Jimmy handed the phone back to Chuck, knowing that Annabeth was right. She was so completely right that it killed Jimmy to realize that he would regret his impotence of the last forty-five minutes for the rest of his life, never be able to think about it without cringing, trying to c
rawl away from it in his head. When had he become this thing—this man who’d say yes, sir, no, sir, right you are, sir, to fucking cops when his firstborn daughter was missing? When had that happened? When had he stood at a counter and handed his dick over in exchange for feeling like, what, an upright citizen?
He turned to Chuck. “You still keep those bolt cutters under the spare in your trunk?”

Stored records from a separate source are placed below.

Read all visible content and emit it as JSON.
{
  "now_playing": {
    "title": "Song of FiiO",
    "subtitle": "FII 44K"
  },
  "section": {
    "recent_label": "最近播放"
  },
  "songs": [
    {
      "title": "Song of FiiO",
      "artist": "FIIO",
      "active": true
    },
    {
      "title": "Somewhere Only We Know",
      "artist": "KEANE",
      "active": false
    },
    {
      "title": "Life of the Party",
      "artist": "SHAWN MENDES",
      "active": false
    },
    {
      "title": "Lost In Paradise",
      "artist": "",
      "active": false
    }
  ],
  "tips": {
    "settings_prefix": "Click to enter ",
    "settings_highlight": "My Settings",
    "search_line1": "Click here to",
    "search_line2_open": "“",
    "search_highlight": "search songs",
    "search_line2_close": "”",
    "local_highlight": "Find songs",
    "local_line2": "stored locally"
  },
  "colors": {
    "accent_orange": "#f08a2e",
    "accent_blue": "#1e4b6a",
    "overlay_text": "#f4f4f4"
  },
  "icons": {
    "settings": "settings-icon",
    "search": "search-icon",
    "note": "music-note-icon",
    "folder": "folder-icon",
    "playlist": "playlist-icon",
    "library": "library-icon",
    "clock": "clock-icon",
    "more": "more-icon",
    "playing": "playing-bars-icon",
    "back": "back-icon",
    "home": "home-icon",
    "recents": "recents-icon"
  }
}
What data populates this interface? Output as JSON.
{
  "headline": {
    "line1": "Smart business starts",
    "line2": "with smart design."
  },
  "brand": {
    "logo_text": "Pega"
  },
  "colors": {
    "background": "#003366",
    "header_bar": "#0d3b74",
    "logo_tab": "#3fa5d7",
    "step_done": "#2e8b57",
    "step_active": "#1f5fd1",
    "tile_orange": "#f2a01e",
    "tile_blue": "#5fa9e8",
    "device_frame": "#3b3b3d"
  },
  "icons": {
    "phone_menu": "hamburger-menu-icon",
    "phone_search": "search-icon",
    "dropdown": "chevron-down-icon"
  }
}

Chuck got a look on his face like he’d been caught doing something. “Guy’s gotta make a living, Jim.”
“Where’s your car?”
“Up the street, corner of Dawes.”
Jimmy started walking and Chuck trotted up beside him. “We’re going to cut our way in?”
Jimmy nodded and walked a little faster.
WHEN SEAN REACHED the part of the jogging path that circled around the fence of the co-op garden, he nodded at some of the cops working the flowers and soil for clues, could see a tight anticipation in most of their faces that told him they’d already heard by now. There was an air saturating the entire park that he’d felt at a few other crime scenes over the years, one that carried an edge of fatalism, a dank acceptance of someone else’s doom.
They’d known coming into the park that she was dead, yet some infinitesimal piece of all of them, Sean knew, had held out for otherwise. It was what you did—you came on-scene knowing the truth, and then spent as much time as you could hoping you were wrong. Sean had worked one case last year where a couple had reported their baby missing. A ton of media showed up because the couple was white and respectable, but Sean and every other cop knew the couple’s story was bullshit, knew the kid was dead even as they consoled the two assholes, cooed assurances to them that their baby was probably fine, ran down dumb-ass leads on suspicious ethnics seen in the area that morning, only to find the baby at dusk, stuffed in a vacuum cleaner bag and crammed in a crevice under the cellar stairs. Sean saw a rookie cry that day, the kid shaking as he leaned against his cruiser, but the rest of the cops looked irate yet unsurprised, as if they’d all spent the night dreaming the same shitty dream.